第7話 ヤンデレの恐怖

 さて、あれから数日経ちました。今日は、休日です。あの日以降は平行線上のまま日常を過ごしていたので、これと言った進捗はないような状況です。強いて言えば、僕は今日、シノの家に行かなければならなくったことでしょう。


「結構久しぶりな気がするな………。」


 実際、ここ数ヶ月は行ってない。こういう、呼ばれたときくらいにしか行ってないのだ。まぁ、何だろうか、メンタルケアに近いものだな。


「さてと………準備はこんなところにして、行くか。」


「兄貴、珍しく出かけるんだ。まぁ、信乃ちゃんのところだろうけど。変なことするんじゃないよ?」


「しないよ!」


 と、こんな感じに彩花に釘を刺され僕は家を後にした。

 家もそんなに遠くない。本当に、すぐに着く。インターホンを目の前にして少し固まってしまうが………まぁいつものことだ。

 さて、そろそろ動こう。僕はインターホンを押す。しばらく間をおいて扉が開く。


「シノ、来た―――――。」


 その行動に唖然とする。僕は今どうなっている?振り回された感覚。いつの間にか僕はシノの家の中にいる。そうして、カチャっと嫌な音がなった。薄暗く見慣れた家の中。そうして、いつもなら経験することのない体温。なんだ?何が起きたんだ?


「ハル………ごめん。」


 その言葉で理解する。そうか………僕は今、シノに抱きつかれているらしい。かろうじてそれだけが分かったとき、シノは既に次の行動に移っていた。

 背中が妙に気になる。僅かな一点に、何かの感覚があった。


「ハル、抵抗しないでついてきて………。」


 涙ながらに、震えた声が聞こえた。そうして、1つその一点が何か、僕の中で最悪の仮設がたった。


「なぁ………その包丁、下げてくれないか?言うことはちゃんと聞くからさ。」


「………もう、怖くて………ごめん。部屋まで来て。」


 彼女の中で、1つリミッターが外れたようである。僕は………これは従うしかない訳だ。さて、僕は毎度『なるようになるさ』の精神で動いてきた。今回は、どうにもなりそうに無いな………。

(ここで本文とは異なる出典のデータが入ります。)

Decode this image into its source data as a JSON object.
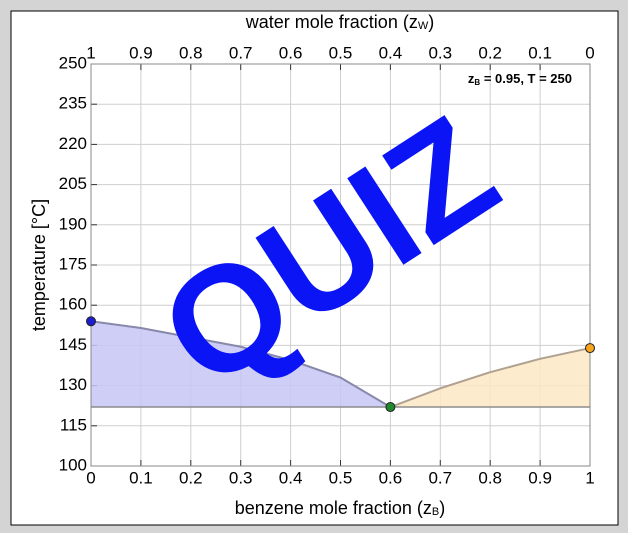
{
  "chart_data": {
    "type": "line",
    "xlabel": [
      "benzene mole fraction (z",
      "B",
      ")"
    ],
    "x2label": [
      "water mole fraction (z",
      "W",
      ")"
    ],
    "ylabel": "temperature [°C]",
    "xlim": [
      0,
      1
    ],
    "xticks": [
      0,
      0.1,
      0.2,
      0.3,
      0.4,
      0.5,
      0.6,
      0.7,
      0.8,
      0.9,
      1
    ],
    "x2lim": [
      1,
      0
    ],
    "x2ticks": [
      1,
      0.9,
      0.8,
      0.7,
      0.6,
      0.5,
      0.4,
      0.3,
      0.2,
      0.1,
      0
    ],
    "ylim": [
      100,
      250
    ],
    "yticks": [
      100,
      115,
      130,
      145,
      160,
      175,
      190,
      205,
      220,
      235,
      250
    ],
    "grid": true,
    "series": [
      {
        "x": [
          0,
          0.1,
          0.2,
          0.3,
          0.4,
          0.5,
          0.6
        ],
        "values": [
          154,
          151.5,
          148,
          144.5,
          139.5,
          133,
          122
        ],
        "color": "#8888aa",
        "fill": "#c6c6f6"
      },
      {
        "x": [
          0.6,
          0.7,
          0.8,
          0.9,
          1
        ],
        "values": [
          122,
          129,
          135,
          140,
          144
        ],
        "color": "#b0a090",
        "fill": "#fde7c4"
      }
    ],
    "reference_line": {
      "y": 122,
      "color": "#8c8c8c"
    },
    "points": [
      {
        "x": 0,
        "y": 154,
        "color": "#1c1cd0"
      },
      {
        "x": 0.6,
        "y": 122,
        "color": "#1f8a2c"
      },
      {
        "x": 1,
        "y": 144,
        "color": "#f5a51e"
      }
    ],
    "annotation": [
      "z",
      "B",
      " = 0.95, T = 250"
    ],
    "watermark": {
      "text": "QUIZ",
      "color": "#0a14f5"
    }
  }
}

 結局僕は、脅されたままシノの部屋へと向かう。部屋につくと異質な存在が目についた。


「………手錠。本当に僕を監禁するんだな?」


「ごめん………ごめん………。」


 流石に、予想外としか言いようがない。ヤンデレの恐怖というのを今僕は初めて目の当たりにした。人は、何か大事なものが欠如してない限りこういった犯罪には手を染められない。つまり、シノは覚悟を済ませているようだ。


「シノ、やっぱり怖いんだな。僕が急にいなくなるのが?自分で管理したほうが確実だと、そう思ったんだな?」


「………ごめん。」


 返答もまともにできていない。完全に理性を消し去ったわけではないと言うのがよくわかる。さてと………僕だって怖い。いくら幼馴染とはいえ、いくら女の子とはいえ、包丁を持たれていては恐怖くらいする。ただまあ、人の体っていうのは案外頑丈らしい。僕はそれを信じてようやく立っている状態だ。余裕なんて僕もない。大事なのは、悟られないこと。パニックっていうのは伝染する。だから、ここで僕が慌てれば、誰にとっても得しない結末になる。


「いや、それならそれでいいんだ。監禁がいいって言ってるわけじゃない。今まで言葉にしてくれなかったから今回爆発した訳だろう?だからまあ………いいんだよ。」


 自分でも何を言っているのかは考えてない。落ち着く時間が欲しいのだ。僕たち2人が落ち着く時間。


「ハル………。」


「もう何も、喋んなくて大丈夫だから。一旦、包丁おろしてくれ。」


「………できない。逃したく………無い。」


「逃げないよ。逃げても、同じ町に居て同じ学校に通ってるんだ。顔を合わせることになるのは目に見えてるだろう?」


「………それでも―――――。」


「僕だって………怖いんだよ。」


「ごめん………なさい………。」


 どうにも、その一言が効いたらしい。泣き崩れた声とともに包丁はそっと降ろされた。スキが出来た。僕はようやくまともに振り返る事ができるわけだ。そうして………涙でくしゃくしゃになった顔を見る。コイツなりの答えだった。ただ、それが大間違いだった。


「シノ。」


 言葉は言葉で正す。行動は行動で正す。僕は呆然と立ち尽くすシノをそっと、力強く抱きしめた。腕を振るわれないように、ちゃんとここに居ると語りかけるように。